If the retailer has a significant amount of data, it can use neural networks to recommend stock-ups or prices to maximize sales. If there is not enough data to create and train a neural network, there are other algorithms that need fewer data.

If the retailer’s portfolio has a sufficient sales history only for about 30% of the products, its traffic is small, and sales are scarce, there is no space for the neural network to work. In this case, tree algorithms are able to forecast sales at the level of individual products.

An example of a tree algorithm is XGboost or its younger and ambitious pursuers, LightGBM and CatBoost.

For this type, an active sales history of 150+ days is sufficient to predict optimal prices. This algorithm has a disadvantage: it is typically poor at taking into account the interdependence of prices for different products. It can be used for KVI-products, while the remaining products can be managed with simple pricing scenarios (e.g., rule-based pricing).

On a small number of products (20-30 positions) a retailer can use regression to calculate the price elasticity of these goods by adding of 3-4 variables. it can be used for high-level decision making: is there room for a price increase, or is it better to refrain from it.

Example: linear or polynomial regression (SVM – support vector machines)

This algorithm does not say what the price should be to maximize sales and margins but shows the trend.

Another method that is used when the retailer does not have enough data is A/B testing, which uses mathematics and statistics. Beginner retailers can use it to assess the impact of ads and prices on sales.

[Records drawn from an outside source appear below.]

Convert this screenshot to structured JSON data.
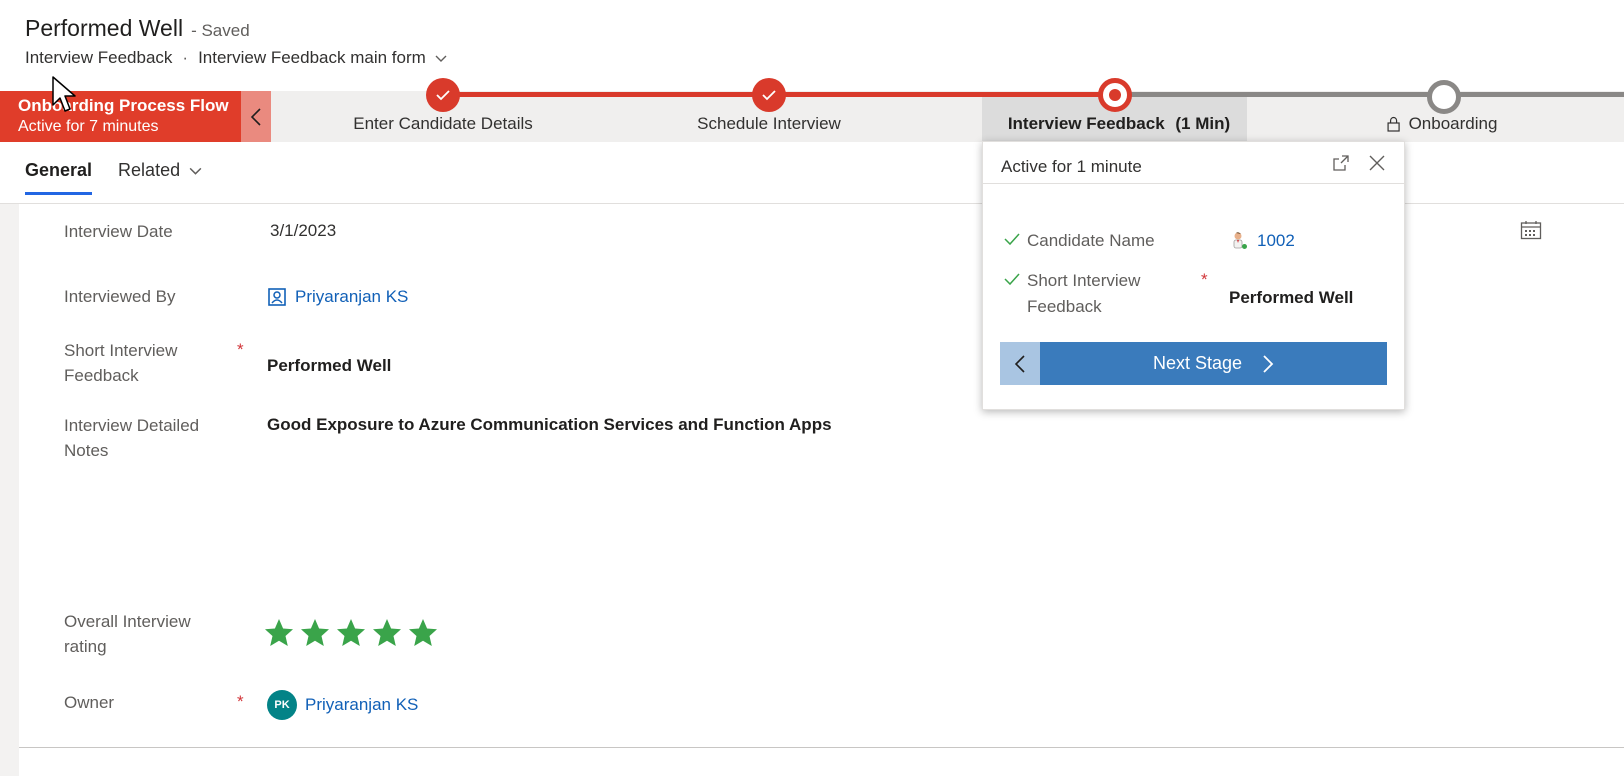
{
  "header": {
    "title": "Performed Well",
    "save_status": "- Saved",
    "entity": "Interview Feedback",
    "separator": "·",
    "form_name": "Interview Feedback main form"
  },
  "bpf": {
    "process_name": "Onboarding Process Flow",
    "active_for": "Active for 7 minutes",
    "stages": [
      {
        "label": "Enter Candidate Details",
        "status": "completed"
      },
      {
        "label": "Schedule Interview",
        "status": "completed"
      },
      {
        "label": "Interview Feedback",
        "duration": "(1 Min)",
        "status": "active"
      },
      {
        "label": "Onboarding",
        "status": "locked"
      }
    ],
    "colors": {
      "accent": "#d93a2b",
      "future": "#8a8886"
    }
  },
  "tabs": [
    {
      "label": "General",
      "selected": true
    },
    {
      "label": "Related",
      "selected": false
    }
  ],
  "form": {
    "interview_date": {
      "label": "Interview Date",
      "value": "3/1/2023"
    },
    "interviewed_by": {
      "label": "Interviewed By",
      "value": "Priyaranjan KS",
      "icon": "contact-card-icon"
    },
    "short_feedback": {
      "label": "Short Interview Feedback",
      "required": "*",
      "value": "Performed Well"
    },
    "detailed_notes": {
      "label": "Interview Detailed Notes",
      "value": "Good Exposure to Azure Communication Services and Function Apps"
    },
    "rating": {
      "label": "Overall Interview rating",
      "stars_filled": 5,
      "stars_total": 5,
      "color": "#3aa44a"
    },
    "owner": {
      "label": "Owner",
      "required": "*",
      "initials": "PK",
      "value": "Priyaranjan KS"
    }
  },
  "flyout": {
    "header": "Active for 1 minute",
    "fields": [
      {
        "label": "Candidate Name",
        "value": "1002",
        "icon": "candidate-person-icon"
      },
      {
        "label": "Short Interview Feedback",
        "required": "*",
        "value": "Performed Well"
      }
    ],
    "next_label": "Next Stage"
  },
  "icons": [
    "chevron-down-icon",
    "check-icon",
    "lock-icon",
    "calendar-icon",
    "expand-icon",
    "close-icon",
    "star-icon",
    "chevron-left-icon",
    "chevron-right-icon"
  ]
}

Example – Conjoint analysis

Used on the data collected by A/B testing, the conjoint analysis method allows a retailer to determine price-promo-ads combinations that will work best on a small sample. This method also shows the contribution of each of these factors and their optimal values.


There are many methods retailer can use to fill the missing data or forecast prices on small data volumes. At the same time, the optimal among them, remains the collection and processing of historical data. It allows for much easier neural networks training. Therefore forecasts are much more reliable.